|Matthew Henry's Concise Commentary|
25:30-38 The Lord has just ground of controversy with every nation and every person; and he will execute judgment on all the wicked. Who can avoid trembling when God speaks in displeasure? The days are fully come; the time fixed in the Divine counsels, which will make the nations wholly desolate. The tender and delicate shall share the common calamity. Even those who used to live in peace, and did nothing to provoke, shall not escape. Blessed be God, there is a peaceable habitation above, for all the sons of peace. The Lord will preserve his church and all believers in all changes; for nothing can separate them from his love.
Verse 38. - Close of the prophecy with a fuller enunciation of the thought with which the paragraph was introduced. He hath forsaken; comp. ver. 30, and notice the impressive non-mention of the subject (as Jeremiah 4:13, etc.). Their land; i.e. that of the shepherds. The fierceness of the oppressor. A various reading, supported by some manuscripts, the Septuagint and the Targum, and accepted by Ewald, Hitzig, and Graf, and is the oppressing sword (so Jeremiah 46:16; Jeremiah 50:16). The text reading is very difficult to defend, and the punctuation itself is really more in favor of the variant than of the received text.

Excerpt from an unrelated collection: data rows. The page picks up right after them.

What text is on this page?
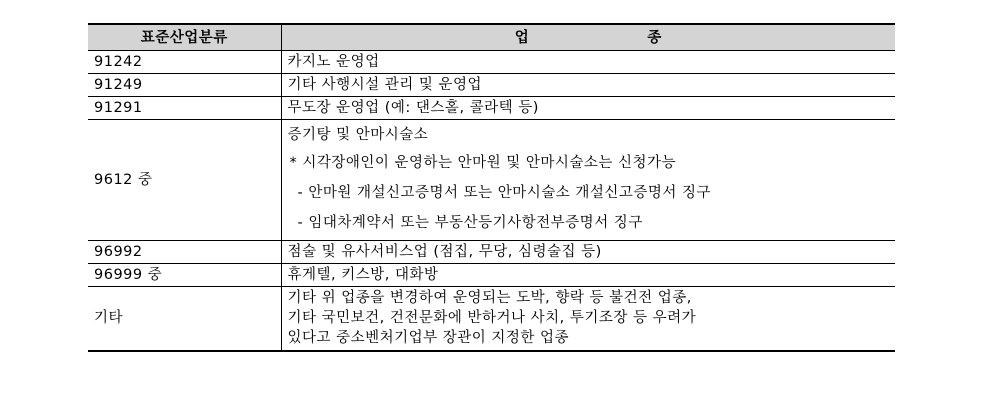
표준산업분류	업 종
91242	카지노 운영업
91249	기타 사행시설 관리 및 운영업
91291	무도장 운영업 (예: 댄스홀, 콜라텍 등)
9612 중	증기탕 및 안마시술소
* 시각장애인이 운영하는 안마원 및 안마시술소는 신청가능
- 안마원 개설신고증명서 또는 안마시술소 개설신고증명서 징구
- 임대차계약서 또는 부동산등기사항전부증명서 징구

96992	점술 및 유사서비스업 (점집, 무당, 심령술집 등)
96999 중	휴게텔, 키스방, 대화방
기타	기타 위 업종을 변경하여 운영되는 도박, 향락 등 불건전 업종,
기타 국민보건, 건전문화에 반하거나 사치, 투기조장 등 우려가
있다고 중소벤처기업부 장관이 지정한 업종
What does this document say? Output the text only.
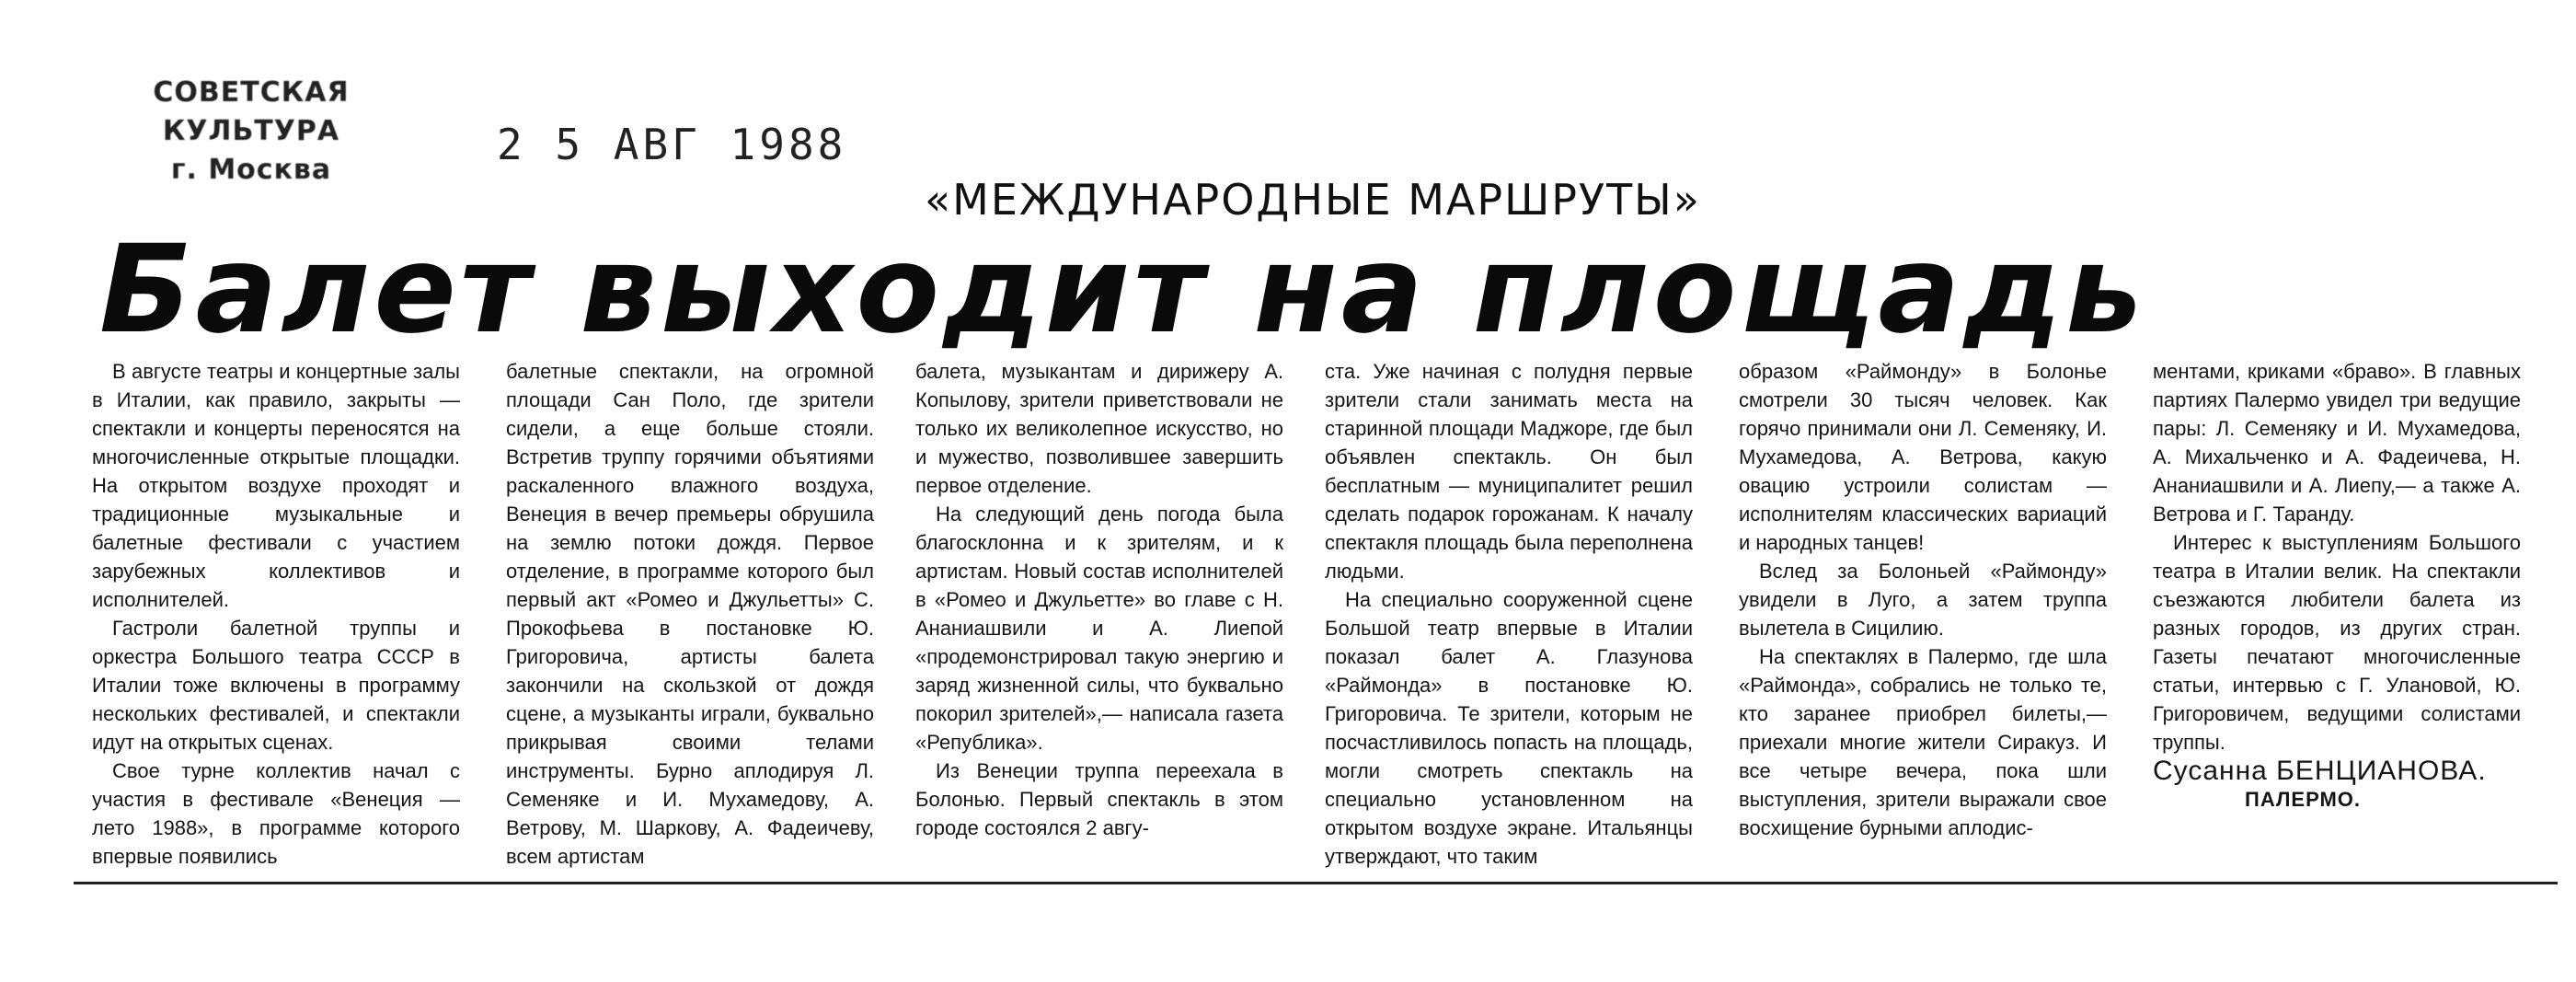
СОВЕТСКАЯ КУЛЬТУРА
г. Москва
2 5 АВГ 1988
«МЕЖДУНАРОДНЫЕ МАРШРУТЫ»
Балет выходит на площадь

В августе театры и концертные залы в Италии, как правило, закрыты — спектакли и концерты переносятся на многочисленные открытые площадки. На открытом воздухе проходят и традиционные музыкальные и балетные фестивали с участием зарубежных коллективов и исполнителей.

Гастроли балетной труппы и оркестра Большого театра СССР в Италии тоже включены в программу нескольких фестивалей, и спектакли идут на открытых сценах.

Свое турне коллектив начал с участия в фестивале «Венеция — лето 1988», в программе которого впервые появились

балетные спектакли, на огромной площади Сан Поло, где зрители сидели, а еще больше стояли. Встретив труппу горячими объятиями раскаленного влажного воздуха, Венеция в вечер премьеры обрушила на землю потоки дождя. Первое отделение, в программе которого был первый акт «Ромео и Джульетты» С. Прокофьева в постановке Ю. Григоровича, артисты балета закончили на скользкой от дождя сцене, а музыканты играли, буквально прикрывая своими телами инструменты. Бурно аплодируя Л. Семеняке и И. Мухамедову, А. Ветрову, М. Шаркову, А. Фадеичеву, всем артистам

балета, музыкантам и дирижеру А. Копылову, зрители приветствовали не только их великолепное искусство, но и мужество, позволившее завершить первое отделение.

На следующий день погода была благосклонна и к зрителям, и к артистам. Новый состав исполнителей в «Ромео и Джульетте» во главе с Н. Ананиашвили и А. Лиепой «продемонстрировал такую энергию и заряд жизненной силы, что буквально покорил зрителей»,— написала газета «Република».

Из Венеции труппа переехала в Болонью. Первый спектакль в этом городе состоялся 2 авгу-

ста. Уже начиная с полудня первые зрители стали занимать места на старинной площади Маджоре, где был объявлен спектакль. Он был бесплатным — муниципалитет решил сделать подарок горожанам. К началу спектакля площадь была переполнена людьми.

На специально сооруженной сцене Большой театр впервые в Италии показал балет А. Глазунова «Раймонда» в постановке Ю. Григоровича. Те зрители, которым не посчастливилось попасть на площадь, могли смотреть спектакль на специально установленном на открытом воздухе экране. Итальянцы утверждают, что таким

образом «Раймонду» в Болонье смотрели 30 тысяч человек. Как горячо принимали они Л. Семеняку, И. Мухамедова, А. Ветрова, какую овацию устроили солистам — исполнителям классических вариаций и народных танцев!

Вслед за Болоньей «Раймонду» увидели в Луго, а затем труппа вылетела в Сицилию.

На спектаклях в Палермо, где шла «Раймонда», собрались не только те, кто заранее приобрел билеты,— приехали многие жители Сиракуз. И все четыре вечера, пока шли выступления, зрители выражали свое восхищение бурными аплодис-

ментами, криками «браво». В главных партиях Палермо увидел три ведущие пары: Л. Семеняку и И. Мухамедова, А. Михальченко и А. Фадеичева, Н. Ананиашвили и А. Лиепу,— а также А. Ветрова и Г. Таранду.

Интерес к выступлениям Большого театра в Италии велик. На спектакли съезжаются любители балета из разных городов, из других стран. Газеты печатают многочисленные статьи, интервью с Г. Улановой, Ю. Григоровичем, ведущими солистами труппы.

Сусанна БЕНЦИАНОВА.

ПАЛЕРМО.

Gill's Exposition of the Entire Bible
He hath forsaken his covert as a lion,.... Which some understand of God leaving Jerusalem, or the temple, where he dwelt; who, while he made it his residence, protected it; but when he forsook it, it became exposed to the enemy. Kimchi says it may be understood of the destruction of the first temple by Nebuchadnezzar; but he thinks it is most correct to interpret it of the destruction of the second temple; that is, by the Romans, when it was left desolate by Christ, the Lion of the tribe of Judah. But it may be understood of Nebuchadnezzar leaving Babylon, his den, and ranging about like a lion for his prey; see Jeremiah 4:7. So the Targum,
"and a king has removed from his tower or fortress;''
and the land is desolate; the land of Judea, or whatsoever country he comes into with his army; that, or Egypt, or any other:
because of the fierceness of the oppressor; the tyrant Nebuchadnezzar; or "oppressing sword" (w), as some supply it, it being feminine; and so the Targum,
"from before the sword of the enemy.''
Some render it, "because of the fierceness of the dove"; so the Vulgate Latin; and understand it of the Babylonians or Chaldeans; who, as the Romans had an eagle, they had the dove on their standards or ensigns; which they received from the Assyrians, when they succeeded them in their monarchy; and those from Semiramis their first queen, who had it, it is said, on her standard (x); and was retained in honour of her, and in memory of her being nourished by a dove, and turned into one after her death, as commonly believed (y); and who had her name, as is affirmed (z), from the word "semira", signifying, in the Chaldee language, the song or cooing of the dove; but fierceness ill agrees with the dove, which is a meek and harmless creature;
and because of his fierce anger; either of God, or of the king of Babylon his instrument, in destroying nations; not Judea only, but many others.
(w) "gladii opprimentis", Junius & Tremellius; "gladii abripientis", Piscator. So Gataker and Ben Melech. (x) R. David Gantz, Tzemach David, par. 2. fol. 4. 1. Vid. Lydium, de Re Militare, l. 3. c. 7. p. 83, 84. (y) Vid. Diodor. Sicul l. 2. p. 92, 107. Ed. Rhodoman. (z) R. Azarias, Meor, Enayim, c. 21. fol. 89. 2. Vid Selden, De Dieu, Syris, l. 2. c. 3. p. 275.
Jamieson-Fausset-Brown Bible Commentary
38. his covert—the temple, where heretofore, like a lion, as its defender, by the mere terror of His voice He warded off the foe; but now He leaves it a prey to the Gentiles [Calvin].
fierceness of … oppressor—rather, as the Hebrew, for "oppressor" is an adjective feminine, the word "sword" is understood, which, in Jer 46:16; 50:16, is expressed (indeed, some manuscripts and the Septuagint read "sword" instead of "fierceness" here; probably interpolated from Jer 46:16), "the oppressing sword." The Hebrew for "oppressing" means also a "dove": there may be, therefore, a covert allusion to the Chaldean standard bearing a dove on it, in honor of Semiramis, the first queen, said in popular superstition to have been nourished by doves when exposed at birth, and at death to have been transformed into a dove. Her name may come from a root referring to the cooing of a dove. That bird was held sacred to the goddess Venus. Vulgate so translates "the anger of the dove."
his … anger—If the anger of Nebuchadnezzar cannot be evaded, how much less that of God (compare Jer 25:37)!